どんどん遠慮がちになる日本語

言語学者の椎名美智氏は、著書『「させていただく」の使い方』で、「最近の大学生は人当たりがよくて優しいけれど、お互いに遠慮しあって本当はつながっていないような気がします」と語っています。

鉛筆一本借りるのにも「まさか鉛筆もう一本持ってたりなんかしないよね?」といった具体にとても気を遣った言い方をするとも書いています。このように、ストレートな言い方を避けることは昔からあったと思いますが、近年はその傾向がより強まっているのかもしれません。

私が思うに、依頼を受ける側のスタンスは今も昔も大きく変わっていないのではないでしょうか。「鉛筆貸して」と言われれば、いつの時代でもたいていの人は快く承諾するはずです。別に今の時代においては、頼まれても断る人が多いということはないでしょう。依頼される方はウェルカムなのに、依頼する側がどんどん遠慮するようになってきたと考えられます。

上記の例に限らず近年の日本語コミュニケーションでは、明確に言うことを避けて、なるべくぼんやりした言い方が好まれる傾向があると感じます。そんな中で、「大丈夫」というフレーズがその守備範囲を拡大してきました。

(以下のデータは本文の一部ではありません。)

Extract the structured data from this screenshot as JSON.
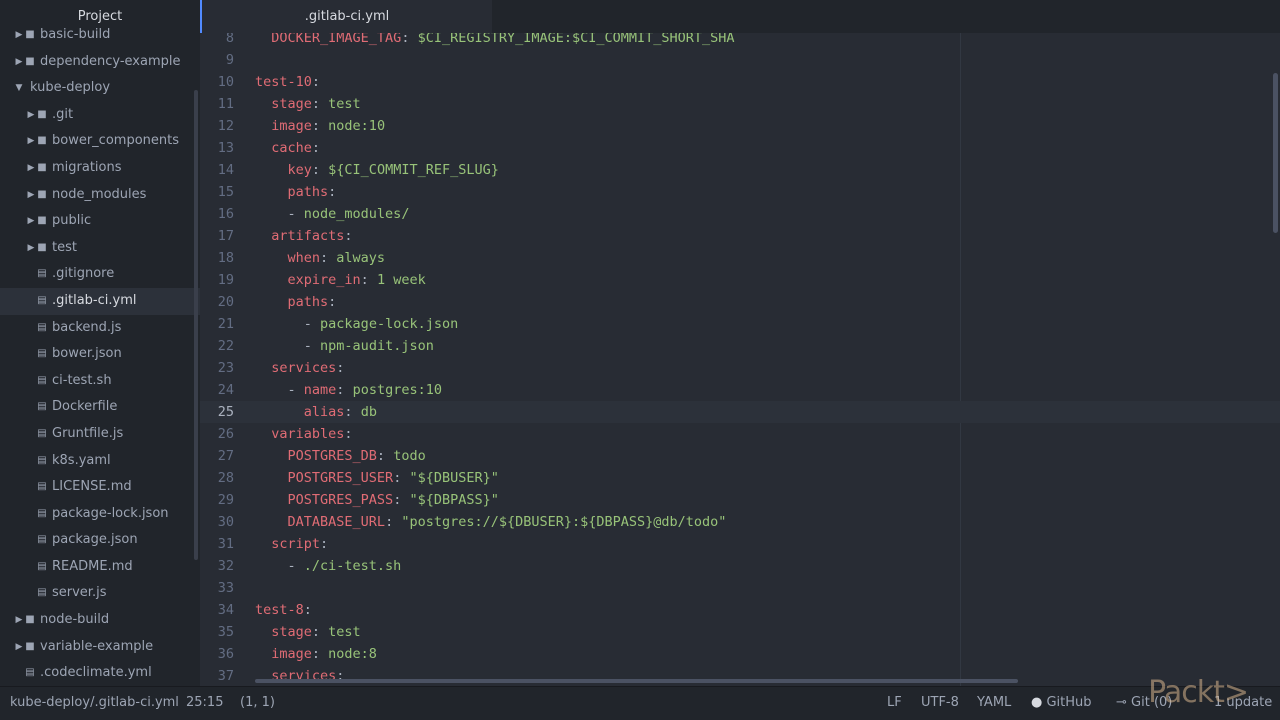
{
  "panel": {
    "title": "Project"
  },
  "tree": [
    {
      "label": "basic-build",
      "depth": 1,
      "type": "folder",
      "state": "collapsed"
    },
    {
      "label": "dependency-example",
      "depth": 1,
      "type": "folder",
      "state": "collapsed"
    },
    {
      "label": "kube-deploy",
      "depth": 1,
      "type": "folder",
      "state": "expanded"
    },
    {
      "label": ".git",
      "depth": 2,
      "type": "folder",
      "state": "collapsed"
    },
    {
      "label": "bower_components",
      "depth": 2,
      "type": "folder",
      "state": "collapsed"
    },
    {
      "label": "migrations",
      "depth": 2,
      "type": "folder",
      "state": "collapsed"
    },
    {
      "label": "node_modules",
      "depth": 2,
      "type": "folder",
      "state": "collapsed"
    },
    {
      "label": "public",
      "depth": 2,
      "type": "folder",
      "state": "collapsed"
    },
    {
      "label": "test",
      "depth": 2,
      "type": "folder",
      "state": "collapsed"
    },
    {
      "label": ".gitignore",
      "depth": 2,
      "type": "file"
    },
    {
      "label": ".gitlab-ci.yml",
      "depth": 2,
      "type": "file",
      "selected": true
    },
    {
      "label": "backend.js",
      "depth": 2,
      "type": "file"
    },
    {
      "label": "bower.json",
      "depth": 2,
      "type": "file"
    },
    {
      "label": "ci-test.sh",
      "depth": 2,
      "type": "file"
    },
    {
      "label": "Dockerfile",
      "depth": 2,
      "type": "file"
    },
    {
      "label": "Gruntfile.js",
      "depth": 2,
      "type": "file"
    },
    {
      "label": "k8s.yaml",
      "depth": 2,
      "type": "file"
    },
    {
      "label": "LICENSE.md",
      "depth": 2,
      "type": "file"
    },
    {
      "label": "package-lock.json",
      "depth": 2,
      "type": "file"
    },
    {
      "label": "package.json",
      "depth": 2,
      "type": "file"
    },
    {
      "label": "README.md",
      "depth": 2,
      "type": "file"
    },
    {
      "label": "server.js",
      "depth": 2,
      "type": "file"
    },
    {
      "label": "node-build",
      "depth": 1,
      "type": "folder",
      "state": "collapsed"
    },
    {
      "label": "variable-example",
      "depth": 1,
      "type": "folder",
      "state": "collapsed"
    },
    {
      "label": ".codeclimate.yml",
      "depth": 1,
      "type": "file"
    }
  ],
  "tab": {
    "title": ".gitlab-ci.yml"
  },
  "code": [
    {
      "n": "8",
      "indent": "  ",
      "key": "DOCKER_IMAGE_TAG",
      "sep": ": ",
      "val": "$CI_REGISTRY_IMAGE:$CI_COMMIT_SHORT_SHA"
    },
    {
      "n": "9"
    },
    {
      "n": "10",
      "indent": "",
      "key": "test-10",
      "sep": ":"
    },
    {
      "n": "11",
      "indent": "  ",
      "key": "stage",
      "sep": ": ",
      "val": "test"
    },
    {
      "n": "12",
      "indent": "  ",
      "key": "image",
      "sep": ": ",
      "val": "node:10"
    },
    {
      "n": "13",
      "indent": "  ",
      "key": "cache",
      "sep": ":"
    },
    {
      "n": "14",
      "indent": "    ",
      "key": "key",
      "sep": ": ",
      "val": "${CI_COMMIT_REF_SLUG}"
    },
    {
      "n": "15",
      "indent": "    ",
      "key": "paths",
      "sep": ":"
    },
    {
      "n": "16",
      "indent": "    ",
      "dash": "- ",
      "val": "node_modules/"
    },
    {
      "n": "17",
      "indent": "  ",
      "key": "artifacts",
      "sep": ":"
    },
    {
      "n": "18",
      "indent": "    ",
      "key": "when",
      "sep": ": ",
      "val": "always"
    },
    {
      "n": "19",
      "indent": "    ",
      "key": "expire_in",
      "sep": ": ",
      "val": "1 week"
    },
    {
      "n": "20",
      "indent": "    ",
      "key": "paths",
      "sep": ":"
    },
    {
      "n": "21",
      "indent": "      ",
      "dash": "- ",
      "val": "package-lock.json"
    },
    {
      "n": "22",
      "indent": "      ",
      "dash": "- ",
      "val": "npm-audit.json"
    },
    {
      "n": "23",
      "indent": "  ",
      "key": "services",
      "sep": ":"
    },
    {
      "n": "24",
      "indent": "    ",
      "dash": "- ",
      "key": "name",
      "sep": ": ",
      "val": "postgres:10"
    },
    {
      "n": "25",
      "indent": "      ",
      "key": "alias",
      "sep": ": ",
      "val": "db",
      "current": true
    },
    {
      "n": "26",
      "indent": "  ",
      "key": "variables",
      "sep": ":"
    },
    {
      "n": "27",
      "indent": "    ",
      "key": "POSTGRES_DB",
      "sep": ": ",
      "val": "todo"
    },
    {
      "n": "28",
      "indent": "    ",
      "key": "POSTGRES_USER",
      "sep": ": ",
      "val": "\"${DBUSER}\""
    },
    {
      "n": "29",
      "indent": "    ",
      "key": "POSTGRES_PASS",
      "sep": ": ",
      "val": "\"${DBPASS}\""
    },
    {
      "n": "30",
      "indent": "    ",
      "key": "DATABASE_URL",
      "sep": ": ",
      "val": "\"postgres://${DBUSER}:${DBPASS}@db/todo\""
    },
    {
      "n": "31",
      "indent": "  ",
      "key": "script",
      "sep": ":"
    },
    {
      "n": "32",
      "indent": "    ",
      "dash": "- ",
      "val": "./ci-test.sh"
    },
    {
      "n": "33"
    },
    {
      "n": "34",
      "indent": "",
      "key": "test-8",
      "sep": ":"
    },
    {
      "n": "35",
      "indent": "  ",
      "key": "stage",
      "sep": ": ",
      "val": "test"
    },
    {
      "n": "36",
      "indent": "  ",
      "key": "image",
      "sep": ": ",
      "val": "node:8"
    },
    {
      "n": "37",
      "indent": "  ",
      "key": "services",
      "sep": ":"
    }
  ],
  "status": {
    "path": "kube-deploy/.gitlab-ci.yml",
    "cursor": "25:15",
    "selection": "(1, 1)",
    "line_ending": "LF",
    "encoding": "UTF-8",
    "grammar": "YAML",
    "github": "GitHub",
    "git": "Git (0)",
    "updates": "1 update"
  },
  "watermark": "Packt>"
}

店で「レジ袋は大丈夫ですか」とよく聞かれます。「大丈夫ってどういうことですか?」と一瞬思いつつも、それを口に出すことはありません。「面倒くさい客に当たってしまった」と思われたくないですからね。「レジ袋を1枚お願いします」あるいは「レジ袋はいりません」と明確に答えています。

(1)「レジ袋は大丈夫ですか」→「大丈夫です」
(2)「こちらでマイバッグにお入れしましょうか」→「大丈夫です」
(3)「ポイントカードはお持ちですか」→「大丈夫です」

(1)~(3)の「大丈夫です」は、ほとんどの人が「不要です。辞退します」という意味でとらえるでしょう。

(4)「窓を開けてもいいですか」→「大丈夫です」
(5)「自転車を貸してもらってもいいですか」→「大丈夫です」
(6)「今日ちょっと残業してもらえませんか」→「大丈夫です」

(4)~(6)の3つは、「承諾します。OKです」という意味でとらえる人が多いのではないでしょうか。同じフレーズが、承諾と辞退というほぼ真逆の意味で使えるというのは不思議な話です。

これに関して、以下のような仮説を考えました。

「あなたのために何かしてあげましょうか」という提案に関して「大丈夫」という場合、辞退の意味となり、「何かしてもいいですか」と許可を求める場合や、「何かしてもらえませんか」と依頼をする場合に「大丈夫」というと承諾の意味になる。

この仮説ですべてのパターンを網羅できるかと言われれば自信はありません。ただ、9割くらいはこの仮説で説明ができそうです。